Bruce Nickells

Personal information
- Born: July 5, 1928 (age 98) Illinois, U.S.
- Occupation: Harness racing horse trainer
- Spouse: Joanne Nickells ​ ​(m. 1957; died 2007)​
- Children: 2

Horse racing career
- Sport: Horse racing

Major racing wins
- Canadian Pacing Derby (1971) Glen Garnsey Memorial Pace (1975) Breeders Crown wins: Breeders Crown Open Mare Pace (1987) Breeders Crown 2YO Filly Pace (1988, 1990, 1991, 1992) † Breeders Crown 3YO Filly Pace (1991) U.S. Trotting Triple Crown wins: Hambletonian Oaks (1989) † denotes record;

Racing awards
- Glen Garnsey Trophy (1990)

Honours
- U. S. Harness Racing Hall of Fame (2016)

Significant horses
- Combat Time Batman Kentucky Fast Clip Follow my Star Miss Easy Park Avenue Kathy

= Bruce Nickells =

Bruce Nickells (born July 5, 1928) is an American harness racing driver and trainer. Nickells was inducted into the Harness Racing Hall of Fame on July 4, 2016.

==Biography==
Nickells, who grew up in Princeton, Illinois, began working with harness racing horses as a groom when he was 13 years old. Eight years later, his first start as a harness racing driver, in 1949, when he was 21 years old, was driving a horse named Great Dune at Aurora Downs. Nickells worked two years as a second trainer for Del Cameron before opening his own stable in 1953.

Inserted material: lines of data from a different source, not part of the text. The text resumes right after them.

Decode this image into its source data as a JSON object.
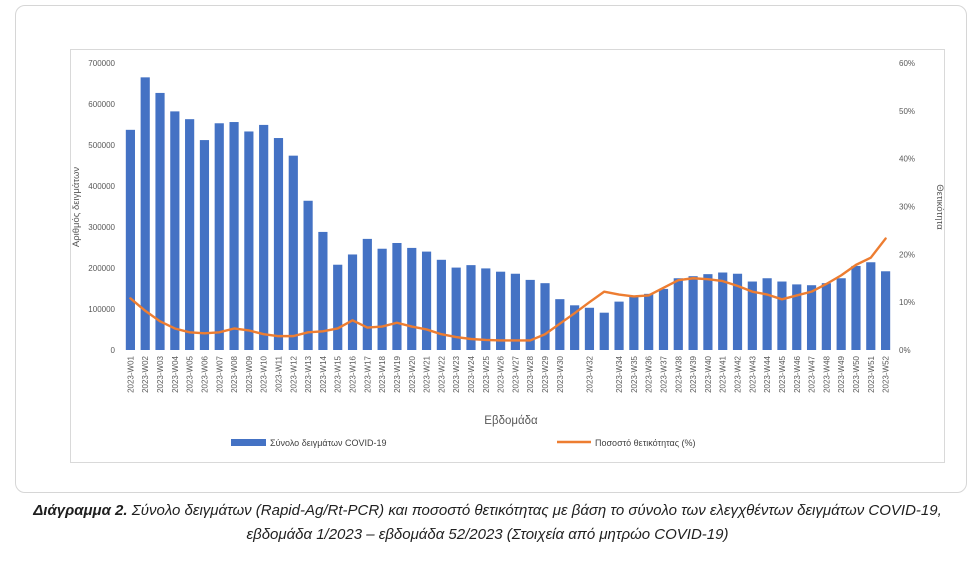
{
  "caption": {
    "label": "Διάγραμμα 2.",
    "text": "Σύνολο δειγμάτων (Rapid-Ag/Rt-PCR) και ποσοστό θετικότητας με βάση το σύνολο των ελεγχθέντων δειγμάτων COVID-19, εβδομάδα 1/2023 – εβδομάδα 52/2023 (Στοιχεία από μητρώο COVID-19)"
  },
  "chart_data": {
    "type": "bar",
    "title": "",
    "xlabel": "Εβδομάδα",
    "ylabel": "Αριθμός δειγμάτων",
    "y2label": "Θετικότητα",
    "ylim": [
      0,
      700000
    ],
    "yticks": [
      "0",
      "100000",
      "200000",
      "300000",
      "400000",
      "500000",
      "600000",
      "700000"
    ],
    "y2lim": [
      0,
      60
    ],
    "y2ticks": [
      "0%",
      "10%",
      "20%",
      "30%",
      "40%",
      "50%",
      "60%"
    ],
    "grid": false,
    "legend_position": "bottom",
    "categories": [
      "2023-W01",
      "2023-W02",
      "2023-W03",
      "2023-W04",
      "2023-W05",
      "2023-W06",
      "2023-W07",
      "2023-W08",
      "2023-W09",
      "2023-W10",
      "2023-W11",
      "2023-W12",
      "2023-W13",
      "2023-W14",
      "2023-W15",
      "2023-W16",
      "2023-W17",
      "2023-W18",
      "2023-W19",
      "2023-W20",
      "2023-W21",
      "2023-W22",
      "2023-W23",
      "2023-W24",
      "2023-W25",
      "2023-W26",
      "2023-W27",
      "2023-W28",
      "2023-W29",
      "2023-W30",
      "2023-W31",
      "2023-W32",
      "2023-W33",
      "2023-W34",
      "2023-W35",
      "2023-W36",
      "2023-W37",
      "2023-W38",
      "2023-W39",
      "2023-W40",
      "2023-W41",
      "2023-W42",
      "2023-W43",
      "2023-W44",
      "2023-W45",
      "2023-W46",
      "2023-W47",
      "2023-W48",
      "2023-W49",
      "2023-W50",
      "2023-W51",
      "2023-W52"
    ],
    "xticks": [
      "2023-W01",
      "2023-W02",
      "2023-W03",
      "2023-W04",
      "2023-W05",
      "2023-W06",
      "2023-W07",
      "2023-W08",
      "2023-W09",
      "2023-W10",
      "2023-W11",
      "2023-W12",
      "2023-W13",
      "2023-W14",
      "2023-W15",
      "2023-W16",
      "2023-W17",
      "2023-W18",
      "2023-W19",
      "2023-W20",
      "2023-W21",
      "2023-W22",
      "2023-W23",
      "2023-W24",
      "2023-W25",
      "2023-W26",
      "2023-W27",
      "2023-W28",
      "2023-W29",
      "2023-W30",
      "2023-W32",
      "2023-W34",
      "2023-W35",
      "2023-W36",
      "2023-W37",
      "2023-W38",
      "2023-W39",
      "2023-W40",
      "2023-W41",
      "2023-W42",
      "2023-W43",
      "2023-W44",
      "2023-W45",
      "2023-W46",
      "2023-W47",
      "2023-W48",
      "2023-W49",
      "2023-W50",
      "2023-W51",
      "2023-W52"
    ],
    "series": [
      {
        "name": "Σύνολο δειγμάτων COVID-19",
        "type": "bar",
        "axis": "left",
        "color": "#4472c4",
        "values": [
          537000,
          665000,
          627000,
          582000,
          563000,
          512000,
          553000,
          556000,
          533000,
          549000,
          517000,
          474000,
          364000,
          288000,
          208000,
          233000,
          271000,
          247000,
          261000,
          249000,
          240000,
          220000,
          201000,
          207000,
          199000,
          191000,
          186000,
          171000,
          163000,
          124000,
          109000,
          103000,
          91000,
          118000,
          133000,
          137000,
          149000,
          175000,
          180000,
          185000,
          189000,
          186000,
          167000,
          175000,
          167000,
          160000,
          158000,
          163000,
          175000,
          205000,
          214000,
          192000
        ]
      },
      {
        "name": "Ποσοστό θετικότητας (%)",
        "type": "line",
        "axis": "right",
        "color": "#ed7d31",
        "values": [
          10.8,
          8.2,
          6.0,
          4.5,
          3.7,
          3.5,
          3.7,
          4.5,
          4.1,
          3.3,
          2.9,
          2.9,
          3.7,
          3.9,
          4.5,
          6.2,
          4.7,
          4.9,
          5.7,
          4.9,
          4.3,
          3.3,
          2.7,
          2.3,
          2.1,
          2.0,
          2.0,
          2.0,
          3.3,
          5.5,
          7.7,
          10.0,
          12.2,
          11.6,
          11.2,
          11.4,
          13.0,
          14.6,
          15.0,
          14.8,
          14.4,
          13.4,
          12.2,
          11.6,
          10.6,
          11.4,
          12.2,
          13.8,
          15.6,
          17.8,
          19.3,
          23.3
        ]
      }
    ]
  }
}
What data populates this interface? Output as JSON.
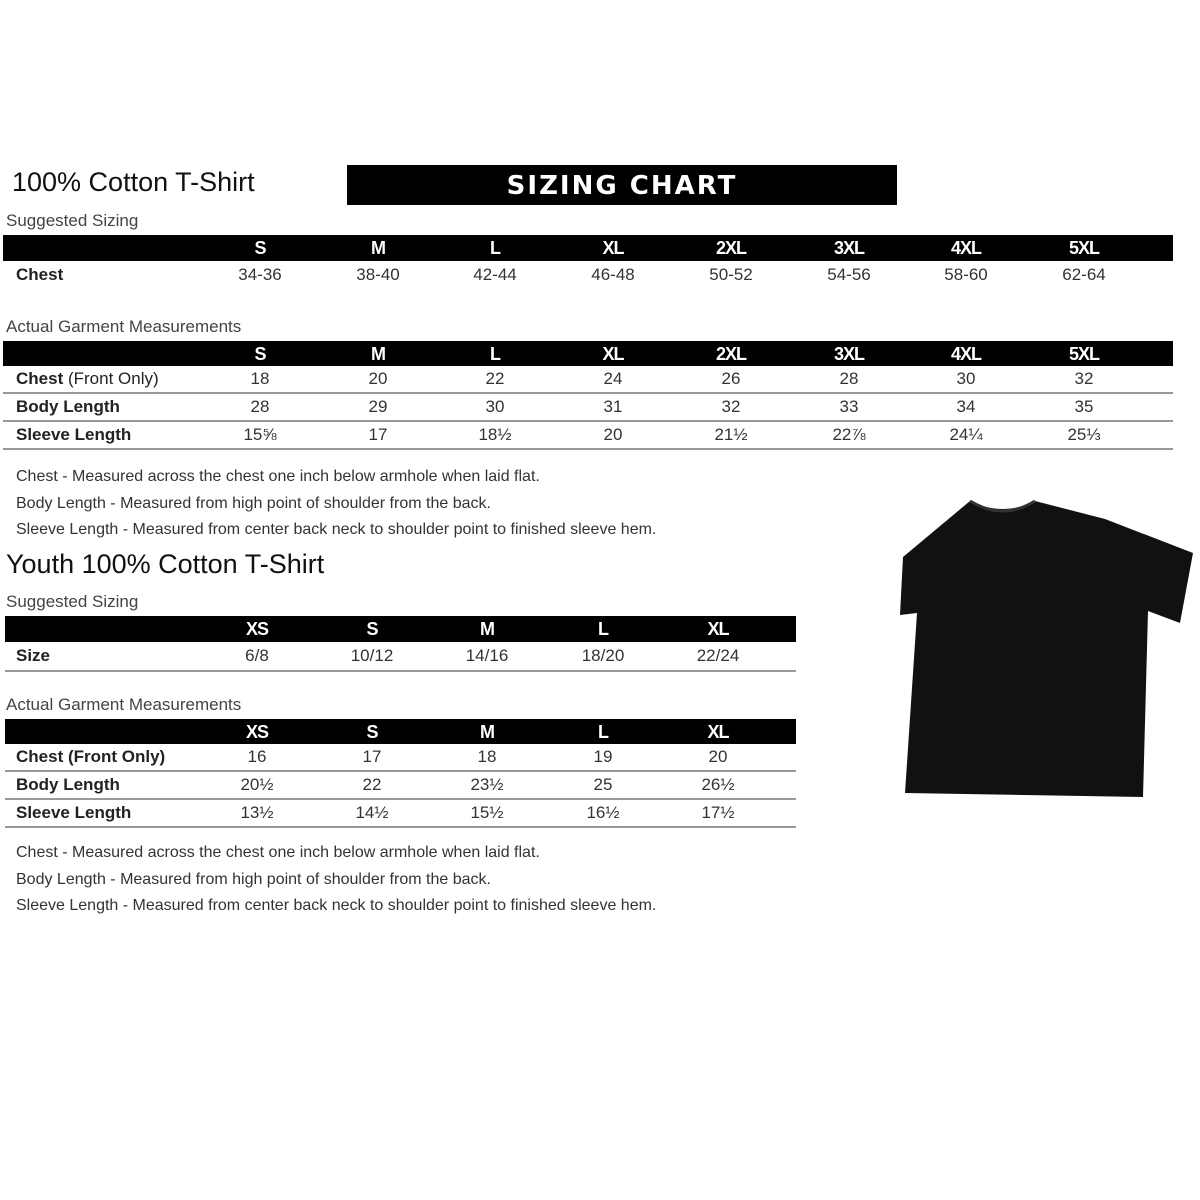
{
  "adult": {
    "title": "100% Cotton T-Shirt",
    "banner": "SIZING CHART",
    "suggested_label": "Suggested Sizing",
    "sizes": [
      "S",
      "M",
      "L",
      "XL",
      "2XL",
      "3XL",
      "4XL",
      "5XL"
    ],
    "suggested_rows": [
      {
        "label": "Chest",
        "values": [
          "34-36",
          "38-40",
          "42-44",
          "46-48",
          "50-52",
          "54-56",
          "58-60",
          "62-64"
        ]
      }
    ],
    "actual_label": "Actual Garment Measurements",
    "actual_rows": [
      {
        "label": "Chest",
        "label_extra": " (Front Only)",
        "values": [
          "18",
          "20",
          "22",
          "24",
          "26",
          "28",
          "30",
          "32"
        ]
      },
      {
        "label": "Body Length",
        "label_extra": "",
        "values": [
          "28",
          "29",
          "30",
          "31",
          "32",
          "33",
          "34",
          "35"
        ]
      },
      {
        "label": "Sleeve Length",
        "label_extra": "",
        "values": [
          "15⅝",
          "17",
          "18½",
          "20",
          "21½",
          "22⅞",
          "24¼",
          "25⅓"
        ]
      }
    ],
    "notes": [
      "Chest - Measured across the chest one inch below armhole when laid flat.",
      "Body Length - Measured from high point of shoulder from the back.",
      "Sleeve Length - Measured from center back neck to shoulder point to finished sleeve hem."
    ]
  },
  "youth": {
    "title": "Youth 100% Cotton T-Shirt",
    "suggested_label": "Suggested Sizing",
    "sizes": [
      "XS",
      "S",
      "M",
      "L",
      "XL"
    ],
    "suggested_rows": [
      {
        "label": "Size",
        "values": [
          "6/8",
          "10/12",
          "14/16",
          "18/20",
          "22/24"
        ]
      }
    ],
    "actual_label": "Actual Garment Measurements",
    "actual_rows": [
      {
        "label": "Chest (Front Only)",
        "values": [
          "16",
          "17",
          "18",
          "19",
          "20"
        ]
      },
      {
        "label": "Body Length",
        "values": [
          "20½",
          "22",
          "23½",
          "25",
          "26½"
        ]
      },
      {
        "label": "Sleeve Length",
        "values": [
          "13½",
          "14½",
          "15½",
          "16½",
          "17½"
        ]
      }
    ],
    "notes": [
      "Chest - Measured across the chest one inch below armhole when laid flat.",
      "Body Length - Measured from high point of shoulder from the back.",
      "Sleeve Length - Measured from center back neck to shoulder point to finished sleeve hem."
    ]
  },
  "tshirt_color": "#111111"
}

Nickells became known as a specialist in training young fillies as Pacers and is considered one of the best trainers of fillies in harness racing history. In 1964, Nickells drove Combat Time to victory in the second division of the Little Brown Jug at the County Fairgrounds in Delaware, Ohio before finishing second in the third and final division to Jug winner Vicar Hanover.

At the 1972 Little Brown Jug, Nickells drove Fast Clip to a second-place finish, one and one fourth lengths behind the winner Strike Out. Strike Out, who had been trained by Nickells for two months the previous winter, won the Jug with a time of 1:56.3 which set a world record for a three-year-old pacer on a half mile track. He also won the 1989 Hambletonian Oaks with Park Avenue Kathy, and drove six horses to Breeders Crown championships.

In 1990, Nickells along with Gene Riegle, were awarded the Glen Garnsey Trophy as the U.S. Trainer of the Year. Although the NTRA did not track statistics early in Nickells' career, he earned at least $6 million in prize money as a driver and more than $7 million as a trainer.

==Family==
Nickells was a resident of Lighthouse Point, Florida during his racing career. Nickells was married for over 50 years to his wife Joanne, who died in 2007. They had two children, a son named Sep and a daughter named Brooke. Brooke Nickells, who is also a harness training trainer and driver, almost became the first woman to drive a horse in the Hambletonian Stakes in 2001. The owners of her horse, Lavecster, however, who Brooke had driven to five wins, chose to have Mike Lachance drive the horse instead. Bruce had a brother, Wayne, who also drove and trained harness horses. Wayne died in 2009.